The sun was pouring in the wide windows and it was nearly noon. He’d actually slept, really slept all night, no pain. He very carefully rolled his shoulder. Twinges, but he no longer felt as though someone was stabbing him with a sharp, fire-hot poker. Cheered by that, he headed toward the shower.

The house felt . . . empty. Other than a physical therapy session later, where he hoped to do a little throwing, something he was anxious to get back to, he had nothing going on.

A day off.

He could do whatever he wanted. Take a drive up Highway 1. Call the kids and coach them. Sit on his ass, if he wanted.

And yet all he really wanted was one carefully organized, slightly obsessive reporter who’d turned his world upside down.

And then left him.

No, he thought, getting into the shower, letting the hot water pummel him—she hadn’t left him.

He’d left her.

And he’d been wrong, very wrong.

“We had so many hits that our server crashed,” Tommy told Holly when he caught her by cell phone later that morning. “Plus three threatening phone calls,” he said proudly. “Oh, and I hear talk of a lawsuit from Ty.”

“And you’re happy?” she asked incredulously.

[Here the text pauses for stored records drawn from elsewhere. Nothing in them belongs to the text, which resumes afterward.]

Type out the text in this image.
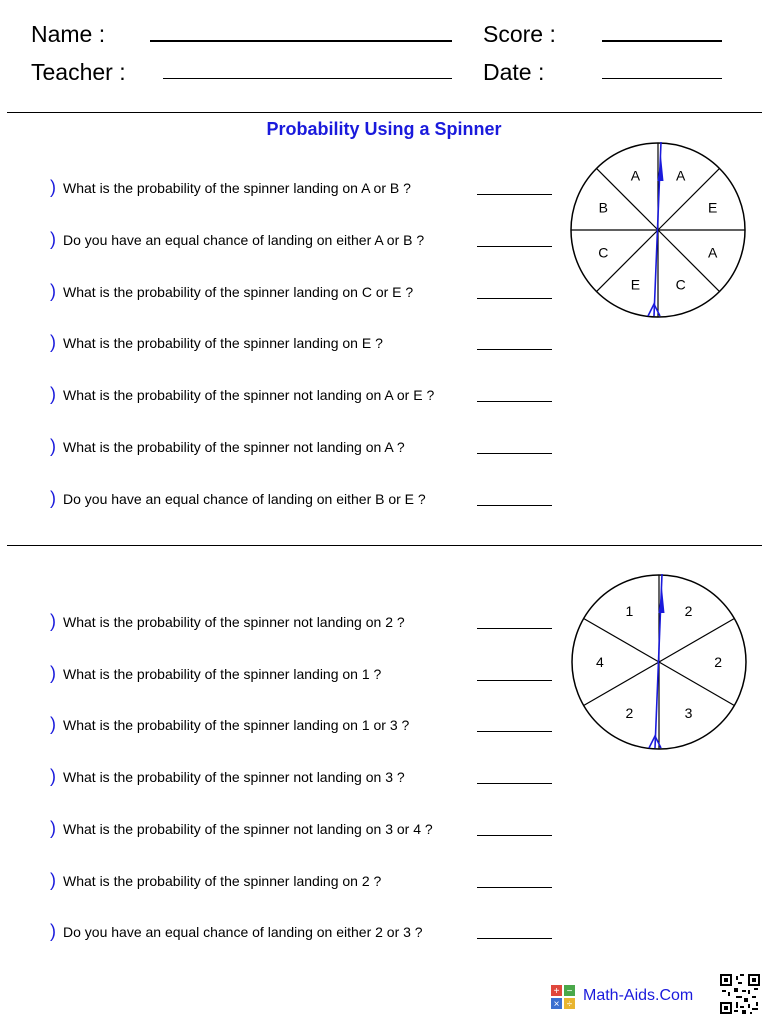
Name :
Teacher :
Score :
Date :
Probability Using a Spinner
) What is the probability of the spinner landing on A or B ?
) Do you have an equal chance of landing on either A or B ?
) What is the probability of the spinner landing on C or E ?
) What is the probability of the spinner landing on E ?
) What is the probability of the spinner not landing on A or E ?
) What is the probability of the spinner not landing on A ?
) Do you have an equal chance of landing on either B or E ?
) What is the probability of the spinner not landing on 2 ?
) What is the probability of the spinner landing on 1 ?
) What is the probability of the spinner landing on 1 or 3 ?
) What is the probability of the spinner not landing on 3 ?
) What is the probability of the spinner not landing on 3 or 4 ?
) What is the probability of the spinner landing on 2 ?
) Do you have an equal chance of landing on either 2 or 3 ?
A
E
A
C
E
C
B
A
2
2
3
2
4
1
+ −
× ÷
Math-Aids.Com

“Hell, yeah. Listen, no one’s going to sue, not successfully. And the threats are just icing on the cake. But I’d watch your back in dark parking lots for a few days, doll.”

“Gee, thanks.” She remembered how it’d felt to listen to all those messages, all the people she’d disappointed, people who had been her friends.

“Don’t worry, you’re protected. It’s a blog, for God’s sake. It’s an opinion.”

“I quoted the guys,” she reminded him. “All of whom said they weren’t interested in banned substances, and then the one who said he doesn’t see a problem with it. In Gage’s words, I put a big red circle around him.”